Step 7 - Verify authentication from the command line
CloudBeaver's local authentication hashes the password in the browser before it is sent, so an API login sends the MD5 (uppercase) of your password. The command below reproduces that: it authenticates with the correct per-VM password and CloudBeaver returns authStatus: SUCCESS; a wrong password is rejected. Because the command embeds your unique password, run it interactively rather than from a script - substitute the value of CLOUDBEAVER_PASSWORD from Step 5 for <CLOUDBEAVER_PASSWORD>:
H=$(printf '%s' '<CLOUDBEAVER_PASSWORD>' | md5sum | awk '{print toupper($1)}')
curl -s -H 'Content-Type: application/json' --data "{\"query\":\"query(\$c:Object!){authLogin(provider:\\\"local\\\",credentials:\$c){authStatus}}\",\"variables\":{\"c\":{\"user\":\"cbadmin\",\"password\":\"$H\"}}}" http://127.0.0.1/api/gql
A correct password returns a JSON body with "authStatus":"SUCCESS". A wrong password returns an Invalid user credentials error.

Step 8 - Sign in to the console
Browse to http://<vm-public-ip>/. CloudBeaver shows a sign-in page; enter the username cbadmin and the password from Step 5.

Step 9 - Add a database connection
Once signed in, click New Connection in the navigator toolbar. CloudBeaver ships JDBC drivers for PostgreSQL, MySQL, MariaDB, Oracle, SQL Server, SQLite, ClickHouse and more. Choose your engine, then enter the host, port, database and credentials on the connection form.

Step 10 - Browse the navigator
Your new connection appears in the left navigator. Expand it to browse databases, schemas, tables, views and columns, and double click any table to view its data in a grid.

Step 11 - Run SQL from the browser
Click Open SQL Editor to open a query editor bound to your connection. Type a statement and press Ctrl + Enter to execute; results appear in a sortable, filterable grid you can export to CSV.

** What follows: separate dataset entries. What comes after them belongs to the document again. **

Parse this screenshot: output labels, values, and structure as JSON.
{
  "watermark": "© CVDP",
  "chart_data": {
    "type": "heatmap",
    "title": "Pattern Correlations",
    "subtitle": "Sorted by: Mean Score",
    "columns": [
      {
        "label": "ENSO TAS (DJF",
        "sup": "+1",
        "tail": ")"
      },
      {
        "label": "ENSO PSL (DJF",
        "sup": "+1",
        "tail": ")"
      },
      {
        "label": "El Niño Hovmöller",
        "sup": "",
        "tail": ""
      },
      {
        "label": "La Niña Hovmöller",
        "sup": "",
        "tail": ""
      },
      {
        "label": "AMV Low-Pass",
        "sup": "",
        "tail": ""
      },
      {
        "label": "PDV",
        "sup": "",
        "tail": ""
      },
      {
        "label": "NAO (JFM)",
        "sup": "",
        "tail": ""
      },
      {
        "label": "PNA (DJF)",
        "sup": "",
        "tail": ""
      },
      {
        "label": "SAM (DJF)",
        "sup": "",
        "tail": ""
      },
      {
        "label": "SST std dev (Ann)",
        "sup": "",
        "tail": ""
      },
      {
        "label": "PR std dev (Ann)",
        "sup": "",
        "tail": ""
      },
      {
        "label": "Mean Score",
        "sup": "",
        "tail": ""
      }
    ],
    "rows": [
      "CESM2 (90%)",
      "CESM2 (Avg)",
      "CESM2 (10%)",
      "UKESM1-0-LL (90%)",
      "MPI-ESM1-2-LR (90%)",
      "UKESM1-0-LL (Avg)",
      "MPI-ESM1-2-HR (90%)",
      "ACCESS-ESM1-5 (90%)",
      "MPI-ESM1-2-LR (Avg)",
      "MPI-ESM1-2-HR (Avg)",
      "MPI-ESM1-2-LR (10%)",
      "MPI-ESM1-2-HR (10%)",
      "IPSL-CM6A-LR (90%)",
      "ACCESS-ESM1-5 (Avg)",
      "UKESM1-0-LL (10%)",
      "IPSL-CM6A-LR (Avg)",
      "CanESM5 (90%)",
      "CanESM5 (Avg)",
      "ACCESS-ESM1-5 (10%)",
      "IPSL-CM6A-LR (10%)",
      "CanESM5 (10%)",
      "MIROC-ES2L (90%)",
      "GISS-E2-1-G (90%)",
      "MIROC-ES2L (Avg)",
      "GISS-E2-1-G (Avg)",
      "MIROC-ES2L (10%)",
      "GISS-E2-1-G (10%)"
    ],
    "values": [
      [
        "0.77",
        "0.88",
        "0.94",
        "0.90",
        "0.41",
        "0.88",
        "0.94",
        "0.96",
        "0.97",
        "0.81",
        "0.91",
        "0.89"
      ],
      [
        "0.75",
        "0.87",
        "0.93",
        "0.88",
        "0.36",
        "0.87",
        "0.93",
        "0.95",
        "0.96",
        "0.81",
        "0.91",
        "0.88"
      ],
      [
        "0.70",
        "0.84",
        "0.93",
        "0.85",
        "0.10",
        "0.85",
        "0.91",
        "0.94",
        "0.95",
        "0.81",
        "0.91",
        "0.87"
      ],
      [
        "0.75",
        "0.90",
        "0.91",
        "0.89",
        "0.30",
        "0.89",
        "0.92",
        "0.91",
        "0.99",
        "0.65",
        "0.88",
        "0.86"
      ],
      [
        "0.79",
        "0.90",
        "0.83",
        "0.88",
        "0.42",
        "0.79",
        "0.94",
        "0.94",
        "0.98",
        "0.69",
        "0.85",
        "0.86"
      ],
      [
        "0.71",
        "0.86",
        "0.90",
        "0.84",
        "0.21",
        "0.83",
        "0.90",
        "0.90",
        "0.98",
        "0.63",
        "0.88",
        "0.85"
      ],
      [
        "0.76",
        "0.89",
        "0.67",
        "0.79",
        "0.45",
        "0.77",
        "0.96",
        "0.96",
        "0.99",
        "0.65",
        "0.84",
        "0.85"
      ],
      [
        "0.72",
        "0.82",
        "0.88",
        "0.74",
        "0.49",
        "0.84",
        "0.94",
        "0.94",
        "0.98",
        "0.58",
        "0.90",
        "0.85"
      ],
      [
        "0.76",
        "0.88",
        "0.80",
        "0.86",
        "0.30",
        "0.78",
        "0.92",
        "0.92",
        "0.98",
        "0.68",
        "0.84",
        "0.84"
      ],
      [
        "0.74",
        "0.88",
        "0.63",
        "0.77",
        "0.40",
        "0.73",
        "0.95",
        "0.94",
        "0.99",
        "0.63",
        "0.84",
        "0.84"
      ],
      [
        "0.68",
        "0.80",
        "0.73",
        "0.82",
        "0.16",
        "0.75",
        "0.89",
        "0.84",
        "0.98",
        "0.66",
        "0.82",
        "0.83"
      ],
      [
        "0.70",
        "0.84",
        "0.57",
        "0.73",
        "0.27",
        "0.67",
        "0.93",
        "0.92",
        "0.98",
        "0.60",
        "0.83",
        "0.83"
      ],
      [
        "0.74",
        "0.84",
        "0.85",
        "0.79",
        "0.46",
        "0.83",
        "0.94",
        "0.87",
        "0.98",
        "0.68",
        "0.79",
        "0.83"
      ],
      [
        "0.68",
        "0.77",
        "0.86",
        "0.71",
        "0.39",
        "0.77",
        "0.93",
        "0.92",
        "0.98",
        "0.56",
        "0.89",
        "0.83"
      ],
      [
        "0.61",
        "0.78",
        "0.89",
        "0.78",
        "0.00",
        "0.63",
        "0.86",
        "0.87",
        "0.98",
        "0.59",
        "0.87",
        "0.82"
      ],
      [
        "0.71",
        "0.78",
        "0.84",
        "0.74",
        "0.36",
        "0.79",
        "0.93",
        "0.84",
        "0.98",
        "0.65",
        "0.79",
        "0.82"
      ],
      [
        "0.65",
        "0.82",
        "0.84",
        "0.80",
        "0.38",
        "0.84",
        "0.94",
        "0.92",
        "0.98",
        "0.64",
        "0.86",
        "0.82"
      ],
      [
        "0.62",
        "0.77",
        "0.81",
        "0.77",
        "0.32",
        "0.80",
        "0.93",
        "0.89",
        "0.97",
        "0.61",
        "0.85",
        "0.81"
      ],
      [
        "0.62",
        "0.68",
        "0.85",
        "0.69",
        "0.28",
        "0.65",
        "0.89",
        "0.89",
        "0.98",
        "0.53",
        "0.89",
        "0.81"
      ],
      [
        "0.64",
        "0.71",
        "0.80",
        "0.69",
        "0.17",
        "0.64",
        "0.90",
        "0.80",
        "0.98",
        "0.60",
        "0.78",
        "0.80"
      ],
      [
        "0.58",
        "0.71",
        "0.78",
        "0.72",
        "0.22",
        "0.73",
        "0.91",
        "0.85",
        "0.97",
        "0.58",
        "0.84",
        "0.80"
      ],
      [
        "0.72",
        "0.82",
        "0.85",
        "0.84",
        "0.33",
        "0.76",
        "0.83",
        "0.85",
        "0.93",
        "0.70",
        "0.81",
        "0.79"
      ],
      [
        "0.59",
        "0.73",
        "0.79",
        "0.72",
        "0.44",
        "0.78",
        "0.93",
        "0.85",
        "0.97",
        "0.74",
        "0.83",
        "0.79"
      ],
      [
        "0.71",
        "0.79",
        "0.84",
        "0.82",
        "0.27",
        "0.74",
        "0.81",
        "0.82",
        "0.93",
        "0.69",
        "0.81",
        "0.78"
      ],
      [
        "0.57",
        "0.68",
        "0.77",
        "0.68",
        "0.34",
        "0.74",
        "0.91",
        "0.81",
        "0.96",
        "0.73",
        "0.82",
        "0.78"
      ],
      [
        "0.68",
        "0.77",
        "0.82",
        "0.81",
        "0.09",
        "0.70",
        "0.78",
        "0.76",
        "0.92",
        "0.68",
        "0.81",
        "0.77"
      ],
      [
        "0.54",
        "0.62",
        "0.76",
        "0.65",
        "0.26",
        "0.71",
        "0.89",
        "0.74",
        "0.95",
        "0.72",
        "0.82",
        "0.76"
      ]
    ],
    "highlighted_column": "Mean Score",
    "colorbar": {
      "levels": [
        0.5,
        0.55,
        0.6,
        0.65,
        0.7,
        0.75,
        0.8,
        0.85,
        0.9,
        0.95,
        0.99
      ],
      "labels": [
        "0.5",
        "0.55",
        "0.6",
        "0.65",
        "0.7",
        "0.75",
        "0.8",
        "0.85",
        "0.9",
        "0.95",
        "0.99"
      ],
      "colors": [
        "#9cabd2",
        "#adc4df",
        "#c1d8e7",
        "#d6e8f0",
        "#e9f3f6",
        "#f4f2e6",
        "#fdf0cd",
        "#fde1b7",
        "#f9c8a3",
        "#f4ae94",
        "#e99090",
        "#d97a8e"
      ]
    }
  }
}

Step 12 - Confirm data lives on the dedicated disk
CloudBeaver's workspace - users, saved connections, query history and resource manager scripts - is stored under /var/lib/cloudbeaver on the dedicated Azure data disk (mounted into the container as /opt/cloudbeaver/workspace), so it survives OS changes and can be resized independently:
findmnt /var/lib/cloudbeaver
The mount is backed by a separate Azure data disk captured into the image and re-provisioned on every VM.
Maintenance
- Password: the admin password is set on first boot. To change it, sign in and use the account menu in the console, or manage users from the Administration area.
- Upgrades: CloudBeaver runs as the
cloudbeavercontainer from the pinneddbeaver/cloudbeaver:26.1.2image; to upgrade, pull a newer tag, remove the container and re-run it with the same-v /var/lib/cloudbeaver:/opt/cloudbeaver/workspacemount so your workspace is preserved. - Storage: all CloudBeaver state lives under
/var/lib/cloudbeaveron the data disk; back up that volume to protect your users, connections and query history. - Anonymous access: the image disables anonymous access, so every user must sign in; add more users from the Administration area.
- TLS: CloudBeaver serves plain HTTP on port 80; front it with TLS (e.g. certbot with your own domain) before production use, since the console can store credentials for your databases.
- Security patches: unattended-upgrades remains enabled so the OS continues to receive security updates automatically.